Rosie O'Donnell isn't just an angry lesbian

Rosie O’Donnell’s upcoming HBO documentary “All Aboard! Rosie’s Family Cruise” debuts this month. The HBO show description is so very reality show: "One cruise. Five hundred families. Thousands of memories. For years, Rosie and Kelli O'Donnell dreamed of a society free of discrimination against gay and lesbian families in America. In 2004, they made that dream come true when 1,500 people-gay, lesbian and straight-set sail on a seven-day cruise to the Caribbean.” Sounds kind of like the trailer for a Lesbian Waterworld right? Well, even if you can see the heavy handed producers' work here, Rosie has been getting some positive press for the first time in a while.

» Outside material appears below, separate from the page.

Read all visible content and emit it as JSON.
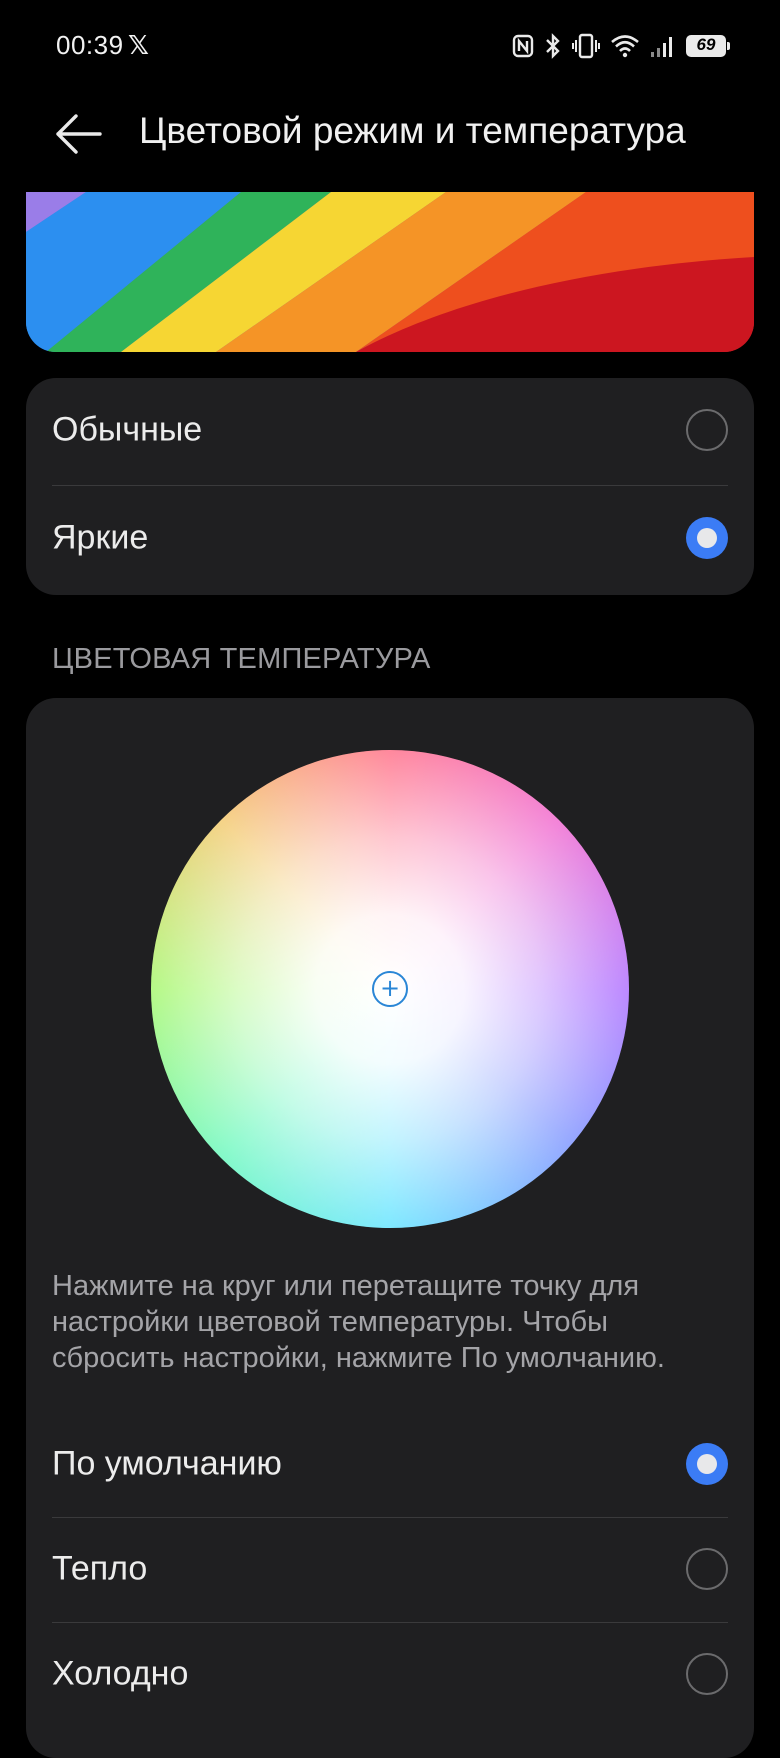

Since the film’s success at Sundance, Rosie O’Donnell has been back in the spotlight (sort of), but the media portrayal of her is much more forgiving than the often used gruff, cantankerous, angry lesbian stereotype. O’Donnell was consistently portrayed as the ultimate queer crabapple after she came out publicly. Her original title the “Queen of Nice,” changed drastically after quitting the show, cutting her hair short, and all of the drama with her failed magazine ensued.

Even Fox News says of O’Donnell, “Rosie has incredible comic timing; if the show can duplicate the kind of charm she showed in “Sleepless in Seattle” as Meg Ryan’s buddy, the rest should be easy.” This coming from the same news outlet that allows Bill O’Reilly to go off on rants like: “I don't want these [gay] people intruding on a [St. Patrick’s] parade where little children are standing there, watching. And then they have to go mommy, ‘What does that mean?’” The New York Times also wrote about the film and O’Donnell favorably and New York Magazine's profile of O'Donnell reveals a three-dimensionality that O'Donnell's former public persona was lacking.

But while some people are beginning to lend credibility to the gay families and gay marriage, others, namely those entitled Canadians, are mocking their newly won equal right. The Toronto Blue Jays staged a mock surprise wedding for two of their team members, and ESPN was stupid enough to print the prank as news, and so is the Toronto Star. Thanks guys. You did this just in time to rub in Americans’ faces that Massachusetts just made it impossible for out of state couples to have same-sex marriages.